On a balmy October afternoon, we gathered on a green slope saturated with sinking-sun amber light. Sentinel trees swayed in a swan dance of brilliant-hued Autumn. We clustered amidst names engraved in stone, contemplating the eternal promise of Scripture, swelling with tears to the last lingering notes of Amazing Grace.
Each of us clutched a red rose, one last offering to one so loved. Placing mine, I knelt in crinkling leaves. I faced purple mountain shadows he loved so much: translucent layers of late-day glimmer, sheltering myriad memories there. Head bowed, two thoughts emerged from cluttered sorrow:
Thanksgiving, unmarred gratitude for nothing left undone or unsaid; love freely flowing, given and received.
And a gut level plea for one taken too soon: only that somehow his influence could be known by my precious children, deprived of his physical presence long before we were ready.

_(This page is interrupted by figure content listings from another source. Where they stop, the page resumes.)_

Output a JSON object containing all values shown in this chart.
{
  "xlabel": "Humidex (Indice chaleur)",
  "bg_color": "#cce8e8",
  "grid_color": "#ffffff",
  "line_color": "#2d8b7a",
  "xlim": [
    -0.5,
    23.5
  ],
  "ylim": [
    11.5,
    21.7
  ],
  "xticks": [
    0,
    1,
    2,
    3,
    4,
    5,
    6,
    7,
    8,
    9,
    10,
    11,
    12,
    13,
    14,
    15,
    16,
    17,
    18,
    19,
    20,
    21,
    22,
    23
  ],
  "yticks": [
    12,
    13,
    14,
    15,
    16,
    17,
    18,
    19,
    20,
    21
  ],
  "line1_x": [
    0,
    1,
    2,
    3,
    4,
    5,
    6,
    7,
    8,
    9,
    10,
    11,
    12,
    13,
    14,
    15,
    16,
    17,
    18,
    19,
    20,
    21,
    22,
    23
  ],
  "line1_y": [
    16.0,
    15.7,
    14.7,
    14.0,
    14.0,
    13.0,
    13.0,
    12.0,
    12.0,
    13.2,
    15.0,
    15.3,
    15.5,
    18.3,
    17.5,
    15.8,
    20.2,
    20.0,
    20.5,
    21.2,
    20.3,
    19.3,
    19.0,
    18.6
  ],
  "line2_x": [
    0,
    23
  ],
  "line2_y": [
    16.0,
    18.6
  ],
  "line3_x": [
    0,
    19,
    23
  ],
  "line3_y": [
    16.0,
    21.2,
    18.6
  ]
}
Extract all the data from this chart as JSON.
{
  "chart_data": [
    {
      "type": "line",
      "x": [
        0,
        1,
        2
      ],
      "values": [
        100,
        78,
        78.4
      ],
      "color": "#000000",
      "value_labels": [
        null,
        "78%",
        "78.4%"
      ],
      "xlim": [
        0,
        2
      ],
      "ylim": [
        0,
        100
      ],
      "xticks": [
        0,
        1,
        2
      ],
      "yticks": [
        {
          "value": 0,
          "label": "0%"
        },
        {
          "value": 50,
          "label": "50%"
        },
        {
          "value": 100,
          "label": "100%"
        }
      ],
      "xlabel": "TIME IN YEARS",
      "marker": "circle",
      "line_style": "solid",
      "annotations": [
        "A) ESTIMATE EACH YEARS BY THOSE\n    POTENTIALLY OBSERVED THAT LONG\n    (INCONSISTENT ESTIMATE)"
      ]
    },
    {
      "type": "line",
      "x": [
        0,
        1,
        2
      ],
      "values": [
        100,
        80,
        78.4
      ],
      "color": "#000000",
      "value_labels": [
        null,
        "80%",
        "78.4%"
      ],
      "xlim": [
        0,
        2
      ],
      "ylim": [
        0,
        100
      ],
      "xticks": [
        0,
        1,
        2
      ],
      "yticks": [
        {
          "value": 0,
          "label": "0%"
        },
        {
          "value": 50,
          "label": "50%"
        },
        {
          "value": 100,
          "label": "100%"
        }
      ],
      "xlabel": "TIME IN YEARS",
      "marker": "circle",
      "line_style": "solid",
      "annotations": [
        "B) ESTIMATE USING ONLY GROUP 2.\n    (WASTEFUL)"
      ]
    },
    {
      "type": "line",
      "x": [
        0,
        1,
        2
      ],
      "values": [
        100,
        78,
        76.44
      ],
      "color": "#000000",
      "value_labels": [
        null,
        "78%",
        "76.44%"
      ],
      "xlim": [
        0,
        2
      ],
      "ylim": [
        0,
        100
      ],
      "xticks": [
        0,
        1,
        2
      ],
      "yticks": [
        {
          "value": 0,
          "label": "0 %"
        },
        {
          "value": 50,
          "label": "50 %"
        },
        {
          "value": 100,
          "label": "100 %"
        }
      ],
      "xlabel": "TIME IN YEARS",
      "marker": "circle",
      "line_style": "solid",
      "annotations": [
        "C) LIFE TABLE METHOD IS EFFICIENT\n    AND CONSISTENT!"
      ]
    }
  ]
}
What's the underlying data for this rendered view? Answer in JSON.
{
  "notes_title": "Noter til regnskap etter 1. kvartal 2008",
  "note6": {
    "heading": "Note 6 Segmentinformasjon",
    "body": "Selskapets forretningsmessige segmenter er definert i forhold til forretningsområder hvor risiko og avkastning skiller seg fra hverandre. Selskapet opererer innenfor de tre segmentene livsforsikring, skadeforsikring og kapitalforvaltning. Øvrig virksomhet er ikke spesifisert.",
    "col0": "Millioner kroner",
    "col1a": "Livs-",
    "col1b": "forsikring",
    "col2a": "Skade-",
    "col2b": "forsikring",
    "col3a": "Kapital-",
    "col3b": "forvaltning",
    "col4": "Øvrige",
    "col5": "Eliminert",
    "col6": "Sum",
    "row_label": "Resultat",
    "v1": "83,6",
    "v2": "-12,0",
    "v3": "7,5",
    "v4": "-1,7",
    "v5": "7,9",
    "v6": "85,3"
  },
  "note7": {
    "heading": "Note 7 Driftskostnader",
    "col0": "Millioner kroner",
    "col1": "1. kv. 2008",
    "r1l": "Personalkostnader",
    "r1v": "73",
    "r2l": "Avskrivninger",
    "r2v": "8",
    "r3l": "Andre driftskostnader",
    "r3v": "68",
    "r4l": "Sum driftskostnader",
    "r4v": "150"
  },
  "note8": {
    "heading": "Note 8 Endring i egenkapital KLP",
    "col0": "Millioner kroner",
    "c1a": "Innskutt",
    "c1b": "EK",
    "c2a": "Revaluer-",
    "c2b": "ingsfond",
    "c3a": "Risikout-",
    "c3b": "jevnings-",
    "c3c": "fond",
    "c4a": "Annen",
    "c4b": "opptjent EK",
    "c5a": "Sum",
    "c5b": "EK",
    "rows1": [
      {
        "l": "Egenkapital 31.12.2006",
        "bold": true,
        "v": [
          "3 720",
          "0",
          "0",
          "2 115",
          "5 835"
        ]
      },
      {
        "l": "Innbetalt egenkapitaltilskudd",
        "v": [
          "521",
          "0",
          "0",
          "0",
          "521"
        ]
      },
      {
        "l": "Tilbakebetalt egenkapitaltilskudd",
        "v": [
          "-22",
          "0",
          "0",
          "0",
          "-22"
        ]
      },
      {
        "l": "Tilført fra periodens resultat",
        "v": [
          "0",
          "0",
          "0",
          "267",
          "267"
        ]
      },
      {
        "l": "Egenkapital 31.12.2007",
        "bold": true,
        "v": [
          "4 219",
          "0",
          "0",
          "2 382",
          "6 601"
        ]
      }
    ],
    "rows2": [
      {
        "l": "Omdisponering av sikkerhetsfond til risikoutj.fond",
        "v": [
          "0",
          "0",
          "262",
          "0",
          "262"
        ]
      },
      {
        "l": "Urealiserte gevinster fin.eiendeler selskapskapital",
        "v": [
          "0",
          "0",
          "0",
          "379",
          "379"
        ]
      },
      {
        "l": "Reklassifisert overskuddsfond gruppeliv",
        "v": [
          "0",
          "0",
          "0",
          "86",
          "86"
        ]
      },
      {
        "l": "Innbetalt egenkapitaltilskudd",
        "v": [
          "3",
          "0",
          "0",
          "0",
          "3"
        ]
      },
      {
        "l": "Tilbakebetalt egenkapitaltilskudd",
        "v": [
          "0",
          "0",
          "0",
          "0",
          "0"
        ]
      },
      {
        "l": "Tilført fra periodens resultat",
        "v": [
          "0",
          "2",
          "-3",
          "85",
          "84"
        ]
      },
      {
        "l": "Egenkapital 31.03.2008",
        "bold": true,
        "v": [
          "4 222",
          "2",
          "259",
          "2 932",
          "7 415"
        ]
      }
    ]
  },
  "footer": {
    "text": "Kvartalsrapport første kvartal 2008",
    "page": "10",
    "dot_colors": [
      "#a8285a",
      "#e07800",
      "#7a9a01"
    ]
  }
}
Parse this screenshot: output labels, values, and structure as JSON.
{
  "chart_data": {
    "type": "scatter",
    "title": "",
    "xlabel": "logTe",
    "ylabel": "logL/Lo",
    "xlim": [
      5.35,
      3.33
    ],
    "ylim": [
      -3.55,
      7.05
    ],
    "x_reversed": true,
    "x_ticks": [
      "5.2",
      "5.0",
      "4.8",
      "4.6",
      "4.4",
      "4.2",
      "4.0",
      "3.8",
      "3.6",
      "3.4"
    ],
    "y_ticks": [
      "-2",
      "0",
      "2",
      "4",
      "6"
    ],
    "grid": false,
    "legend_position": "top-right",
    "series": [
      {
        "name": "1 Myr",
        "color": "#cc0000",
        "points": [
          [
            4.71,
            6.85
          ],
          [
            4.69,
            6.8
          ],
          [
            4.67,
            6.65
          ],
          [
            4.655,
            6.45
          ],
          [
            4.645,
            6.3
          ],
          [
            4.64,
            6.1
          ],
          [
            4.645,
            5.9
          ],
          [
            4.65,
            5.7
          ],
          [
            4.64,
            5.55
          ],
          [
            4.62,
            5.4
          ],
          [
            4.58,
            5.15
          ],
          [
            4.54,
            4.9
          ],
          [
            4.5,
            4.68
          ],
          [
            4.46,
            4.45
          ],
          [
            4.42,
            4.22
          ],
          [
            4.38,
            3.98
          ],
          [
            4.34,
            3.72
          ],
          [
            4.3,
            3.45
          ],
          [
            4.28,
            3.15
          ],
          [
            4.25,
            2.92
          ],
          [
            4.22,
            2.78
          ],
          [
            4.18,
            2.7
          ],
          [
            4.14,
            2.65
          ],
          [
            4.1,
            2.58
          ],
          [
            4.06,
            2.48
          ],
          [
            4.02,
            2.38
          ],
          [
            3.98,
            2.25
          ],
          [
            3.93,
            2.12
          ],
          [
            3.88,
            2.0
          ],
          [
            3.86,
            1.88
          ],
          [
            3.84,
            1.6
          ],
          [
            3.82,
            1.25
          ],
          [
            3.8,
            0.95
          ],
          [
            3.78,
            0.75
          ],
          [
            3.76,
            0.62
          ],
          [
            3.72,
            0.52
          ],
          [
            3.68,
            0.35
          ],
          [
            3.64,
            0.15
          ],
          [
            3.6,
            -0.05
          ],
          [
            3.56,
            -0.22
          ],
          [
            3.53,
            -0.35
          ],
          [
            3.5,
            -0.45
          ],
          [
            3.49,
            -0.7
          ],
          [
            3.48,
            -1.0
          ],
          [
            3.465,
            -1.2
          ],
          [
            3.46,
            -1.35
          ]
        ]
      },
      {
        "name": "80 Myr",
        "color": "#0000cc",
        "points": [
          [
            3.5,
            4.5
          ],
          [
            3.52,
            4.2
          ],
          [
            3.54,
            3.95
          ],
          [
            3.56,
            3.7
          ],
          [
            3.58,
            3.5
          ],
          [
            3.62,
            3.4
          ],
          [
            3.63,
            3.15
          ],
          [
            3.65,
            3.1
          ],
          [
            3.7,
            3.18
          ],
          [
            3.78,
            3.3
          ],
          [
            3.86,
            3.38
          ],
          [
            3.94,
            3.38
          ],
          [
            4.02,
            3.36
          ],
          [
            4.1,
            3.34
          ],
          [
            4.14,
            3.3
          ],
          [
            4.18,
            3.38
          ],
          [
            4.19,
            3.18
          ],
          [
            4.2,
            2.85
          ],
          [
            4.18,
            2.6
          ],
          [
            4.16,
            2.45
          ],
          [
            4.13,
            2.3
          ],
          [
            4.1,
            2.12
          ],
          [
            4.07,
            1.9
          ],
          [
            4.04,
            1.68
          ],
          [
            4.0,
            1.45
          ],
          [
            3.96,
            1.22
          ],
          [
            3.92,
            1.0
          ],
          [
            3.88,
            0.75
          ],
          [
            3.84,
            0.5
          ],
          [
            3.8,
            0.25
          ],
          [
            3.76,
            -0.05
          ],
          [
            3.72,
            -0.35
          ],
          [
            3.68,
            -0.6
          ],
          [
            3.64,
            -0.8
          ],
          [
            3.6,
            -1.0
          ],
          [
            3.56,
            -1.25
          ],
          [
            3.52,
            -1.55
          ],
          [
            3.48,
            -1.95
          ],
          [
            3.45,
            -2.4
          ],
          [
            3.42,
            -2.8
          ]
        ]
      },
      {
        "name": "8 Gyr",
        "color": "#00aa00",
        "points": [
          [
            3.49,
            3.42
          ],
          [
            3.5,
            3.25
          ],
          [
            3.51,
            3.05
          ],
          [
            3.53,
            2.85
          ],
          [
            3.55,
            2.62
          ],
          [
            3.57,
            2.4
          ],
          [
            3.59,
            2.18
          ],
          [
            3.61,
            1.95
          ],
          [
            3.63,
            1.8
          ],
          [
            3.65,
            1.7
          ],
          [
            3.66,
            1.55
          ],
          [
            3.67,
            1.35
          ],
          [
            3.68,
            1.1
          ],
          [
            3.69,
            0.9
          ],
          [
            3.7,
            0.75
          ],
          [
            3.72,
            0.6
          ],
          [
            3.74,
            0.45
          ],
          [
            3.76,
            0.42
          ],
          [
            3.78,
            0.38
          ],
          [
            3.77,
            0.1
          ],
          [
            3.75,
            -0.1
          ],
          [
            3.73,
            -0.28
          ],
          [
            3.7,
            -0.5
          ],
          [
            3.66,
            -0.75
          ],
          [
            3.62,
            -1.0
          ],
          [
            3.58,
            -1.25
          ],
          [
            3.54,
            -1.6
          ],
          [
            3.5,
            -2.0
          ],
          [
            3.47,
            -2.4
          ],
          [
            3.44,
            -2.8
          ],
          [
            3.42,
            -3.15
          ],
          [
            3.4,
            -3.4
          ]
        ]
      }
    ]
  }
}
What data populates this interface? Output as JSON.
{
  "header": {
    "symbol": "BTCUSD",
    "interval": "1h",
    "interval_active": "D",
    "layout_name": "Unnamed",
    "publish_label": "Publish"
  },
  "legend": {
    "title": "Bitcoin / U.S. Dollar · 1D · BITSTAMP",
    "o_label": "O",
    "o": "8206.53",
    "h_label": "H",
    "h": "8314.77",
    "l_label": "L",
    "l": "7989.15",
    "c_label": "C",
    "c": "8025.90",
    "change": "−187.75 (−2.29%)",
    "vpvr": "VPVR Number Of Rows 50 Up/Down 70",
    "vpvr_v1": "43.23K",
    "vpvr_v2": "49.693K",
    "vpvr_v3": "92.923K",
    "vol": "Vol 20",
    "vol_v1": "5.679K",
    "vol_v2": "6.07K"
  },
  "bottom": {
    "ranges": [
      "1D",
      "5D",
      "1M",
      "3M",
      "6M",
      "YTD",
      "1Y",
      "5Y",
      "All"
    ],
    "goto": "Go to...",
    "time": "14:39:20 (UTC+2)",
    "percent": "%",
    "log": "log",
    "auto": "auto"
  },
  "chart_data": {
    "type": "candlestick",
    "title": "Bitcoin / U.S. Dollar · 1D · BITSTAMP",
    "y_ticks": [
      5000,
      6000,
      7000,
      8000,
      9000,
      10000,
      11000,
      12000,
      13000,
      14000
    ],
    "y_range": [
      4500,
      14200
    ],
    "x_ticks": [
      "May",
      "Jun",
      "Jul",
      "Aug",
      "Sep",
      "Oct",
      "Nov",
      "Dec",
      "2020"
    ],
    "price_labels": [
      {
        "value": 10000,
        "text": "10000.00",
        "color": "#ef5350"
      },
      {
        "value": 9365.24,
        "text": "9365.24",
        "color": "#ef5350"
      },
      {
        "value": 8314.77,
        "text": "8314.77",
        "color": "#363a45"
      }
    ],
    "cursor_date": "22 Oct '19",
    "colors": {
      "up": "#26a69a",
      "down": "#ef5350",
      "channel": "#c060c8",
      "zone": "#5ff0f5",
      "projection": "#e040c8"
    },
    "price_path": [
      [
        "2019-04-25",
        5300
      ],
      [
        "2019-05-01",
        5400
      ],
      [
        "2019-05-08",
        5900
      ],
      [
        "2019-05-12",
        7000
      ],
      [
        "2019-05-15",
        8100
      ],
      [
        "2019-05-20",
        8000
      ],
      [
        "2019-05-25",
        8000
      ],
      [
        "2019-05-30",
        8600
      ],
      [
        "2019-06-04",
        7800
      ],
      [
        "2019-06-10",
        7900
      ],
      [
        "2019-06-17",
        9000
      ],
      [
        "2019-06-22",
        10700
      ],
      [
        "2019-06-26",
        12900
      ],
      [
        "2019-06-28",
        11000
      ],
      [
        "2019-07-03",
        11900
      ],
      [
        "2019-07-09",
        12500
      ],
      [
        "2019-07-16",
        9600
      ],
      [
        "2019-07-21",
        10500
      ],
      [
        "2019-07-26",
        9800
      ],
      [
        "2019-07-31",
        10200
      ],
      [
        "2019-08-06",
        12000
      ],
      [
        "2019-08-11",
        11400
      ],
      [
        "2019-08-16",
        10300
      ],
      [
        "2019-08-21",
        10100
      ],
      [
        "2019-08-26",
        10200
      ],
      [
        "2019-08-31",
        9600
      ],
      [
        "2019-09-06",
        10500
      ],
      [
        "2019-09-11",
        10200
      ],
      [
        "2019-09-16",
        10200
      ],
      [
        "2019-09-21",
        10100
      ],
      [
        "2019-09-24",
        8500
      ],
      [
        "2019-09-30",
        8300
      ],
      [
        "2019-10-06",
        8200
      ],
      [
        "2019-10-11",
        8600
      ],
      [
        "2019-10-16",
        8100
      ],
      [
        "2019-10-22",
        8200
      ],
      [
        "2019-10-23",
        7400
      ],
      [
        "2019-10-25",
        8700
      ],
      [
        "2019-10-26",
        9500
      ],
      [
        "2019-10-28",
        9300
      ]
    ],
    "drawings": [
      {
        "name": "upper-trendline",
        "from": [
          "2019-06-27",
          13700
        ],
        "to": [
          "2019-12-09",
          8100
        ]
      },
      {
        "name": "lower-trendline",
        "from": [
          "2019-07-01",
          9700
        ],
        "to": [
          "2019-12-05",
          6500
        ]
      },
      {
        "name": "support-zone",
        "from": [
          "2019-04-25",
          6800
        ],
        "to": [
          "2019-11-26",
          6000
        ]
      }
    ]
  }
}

So much he could have taught them. Names of flowers and constellations, love for country, lore of Native American culture and rumbling trains, respect for untamable wilderness, unyielding passion for wife and family, most of all relentless wrestling with God until blessing comes, even unto surrender of death.
Now all treasure is hidden with him where he is, except for rich deposits buried over years in soul-soil of those he loved so well. Oh that I might plum heights and depths, vivid storyteller may I become, so that they may see him in their hearts. As he lives always and forever in mine.